KUMBA, Cameroon (Reuters) – The plaque on Nzakame Rhema’s coffin marks the “sunset” of her short life – Oct. 24, 2020, the day gunmen burst into her school in Cameroon’s South West region and killed seven children.
In the town of Kumba on Thursday, hundreds of people came to pay their respects as the children’s coffins, draped in the Cameroonian flag, were laid next to their portraits. Gospel choirs sang and speakers offered prayers.
The children were buried later in separate funerals.
“My heart bleeds a lot because her death was so tragic,” said Rhema’s weeping mother, Manyi Tita. “My daughter never committed any crime.
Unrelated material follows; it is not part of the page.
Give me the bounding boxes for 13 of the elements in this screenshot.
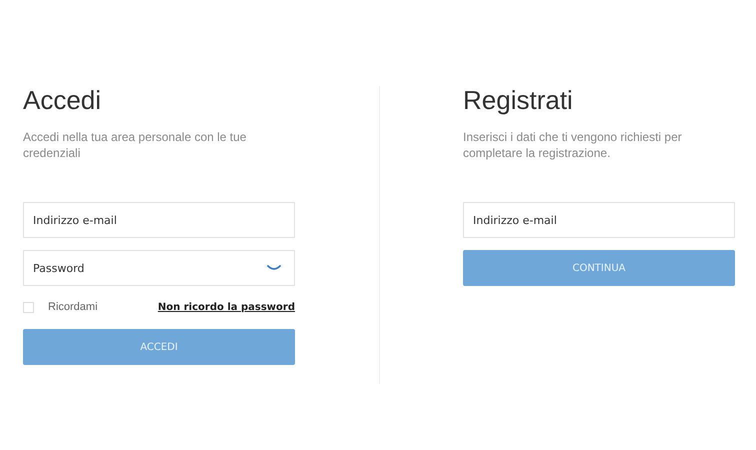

The only thing she did was go to school for a better future and … to be a better lady.”
The outdoor ceremony represented an outpouring of grief but also anger that a conflict between separatist insurgents and the Cameroonian army had spiralled so far that a group of men with AK 47 rifles could walk into a school and open fire indiscriminately.
No-one has claimed responsibility for the shooting, but it carried the hallmarks of previous attacks by English-speaking separatists who have been fighting since 2017 to break away from the mainly French-speaking Central African country.
The killing was followed by the kidnapping of eleven teachers during raids on two schools. They were released on Thursday.
“This struggle must continue but our children must go to school,” said mourner Kalin Nkendoh. “If the boys (the secessionists) think they want to use our children’s schools as shields, as a weapon, they have failed.”